Noktowizor, skóra wilka szarego, bursztyn, a także ogromne ilości papierosów – to przykłady towarów zatrzymanych na granicy w listopadzie przez lubelskich celników.
Wyprawiona skóra wilka szarego – okazu chronionego przepisami Międzynarodowej Konwencji Waszyngtońskiej CITES – znajdowała się w samochodzie na fotelu kierowcy, 33-letniego obywatela Rosji. Pojazd kontrolowali celnicy na przejściu granicznym w Terespolu. Mężczyzna tłumaczył, że skórę kupił w Moskwie za 5000 rubli i chciał nią wyłożyć siedzenia w aucie, żeby poprawić komfort jazdy. Rosjanin nie miał dokumentów zezwalających na legalny przewóz skóry przez granicę.

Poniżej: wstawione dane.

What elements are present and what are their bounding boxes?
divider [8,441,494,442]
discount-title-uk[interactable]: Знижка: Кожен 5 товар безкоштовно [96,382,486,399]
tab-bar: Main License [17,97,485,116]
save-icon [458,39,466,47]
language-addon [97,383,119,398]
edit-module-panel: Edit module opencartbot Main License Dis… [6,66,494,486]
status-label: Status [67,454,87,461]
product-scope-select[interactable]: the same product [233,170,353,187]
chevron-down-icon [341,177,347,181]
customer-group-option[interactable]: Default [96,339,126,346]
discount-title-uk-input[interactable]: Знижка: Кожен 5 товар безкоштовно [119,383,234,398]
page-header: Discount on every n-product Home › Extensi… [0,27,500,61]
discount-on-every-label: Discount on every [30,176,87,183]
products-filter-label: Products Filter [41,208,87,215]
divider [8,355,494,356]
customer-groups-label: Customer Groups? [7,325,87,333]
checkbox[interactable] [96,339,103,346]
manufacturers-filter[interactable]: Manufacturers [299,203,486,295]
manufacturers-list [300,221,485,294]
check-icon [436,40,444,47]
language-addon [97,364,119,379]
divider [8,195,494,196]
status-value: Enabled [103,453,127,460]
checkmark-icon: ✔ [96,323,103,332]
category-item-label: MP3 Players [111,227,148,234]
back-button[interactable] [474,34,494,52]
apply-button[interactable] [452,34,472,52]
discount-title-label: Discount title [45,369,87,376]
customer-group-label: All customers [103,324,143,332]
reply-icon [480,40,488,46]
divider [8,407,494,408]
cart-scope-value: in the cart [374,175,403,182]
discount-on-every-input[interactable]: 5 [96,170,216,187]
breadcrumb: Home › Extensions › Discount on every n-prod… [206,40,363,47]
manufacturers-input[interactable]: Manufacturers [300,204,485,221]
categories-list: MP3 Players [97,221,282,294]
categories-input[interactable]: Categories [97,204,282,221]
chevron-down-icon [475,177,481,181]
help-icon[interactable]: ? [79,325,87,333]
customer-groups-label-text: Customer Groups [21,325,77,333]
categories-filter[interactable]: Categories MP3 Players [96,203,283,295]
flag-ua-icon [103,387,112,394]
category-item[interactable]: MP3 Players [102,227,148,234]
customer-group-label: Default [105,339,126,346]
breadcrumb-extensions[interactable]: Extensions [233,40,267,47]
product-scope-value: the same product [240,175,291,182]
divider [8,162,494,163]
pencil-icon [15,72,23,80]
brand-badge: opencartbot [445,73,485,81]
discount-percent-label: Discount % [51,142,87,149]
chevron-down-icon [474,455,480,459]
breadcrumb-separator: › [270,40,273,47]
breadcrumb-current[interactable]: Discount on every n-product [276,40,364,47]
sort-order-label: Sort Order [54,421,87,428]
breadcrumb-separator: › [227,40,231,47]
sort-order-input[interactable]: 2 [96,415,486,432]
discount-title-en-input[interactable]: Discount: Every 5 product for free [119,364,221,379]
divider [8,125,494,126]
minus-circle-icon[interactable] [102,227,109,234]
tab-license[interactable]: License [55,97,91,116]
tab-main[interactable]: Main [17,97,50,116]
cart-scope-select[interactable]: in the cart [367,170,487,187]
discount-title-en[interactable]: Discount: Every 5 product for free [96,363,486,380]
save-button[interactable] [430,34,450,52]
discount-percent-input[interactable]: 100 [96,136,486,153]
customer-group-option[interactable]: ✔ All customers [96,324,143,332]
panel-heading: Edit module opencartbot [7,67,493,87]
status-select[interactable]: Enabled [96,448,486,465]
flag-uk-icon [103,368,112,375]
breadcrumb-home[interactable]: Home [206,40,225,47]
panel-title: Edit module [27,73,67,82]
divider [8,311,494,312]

Natomiast na polsko-ukraińskim przejściu w Zosinie celnicy w podszybiu pojazdu znaleźli 6,5 kilograma bursztynu. Nieobrobione bryłki jantaru próbował przemycić obywatel Ukrainy.
Nietypowy przedmiot próbował też przewieźć nielegalnie przez granicę 40-letni Ukrainiec. Był to noktowizor. Ponieważ takie urządzenia mają też funkcję wojskową, na ich wywóz z Unii Europejskiej trzeba mieć pozwolenie. Mężczyzna nie posiadał odpowiednich dokumentów.
W listopadowym podsumowaniu pracy lubelskich celników znalazło się też udaremnienie licznych przemytów papierosów. Łącznie na granicy zatrzymano 200 tysięcy paczek o wartości rynkowej około 2,8 miliona złotych.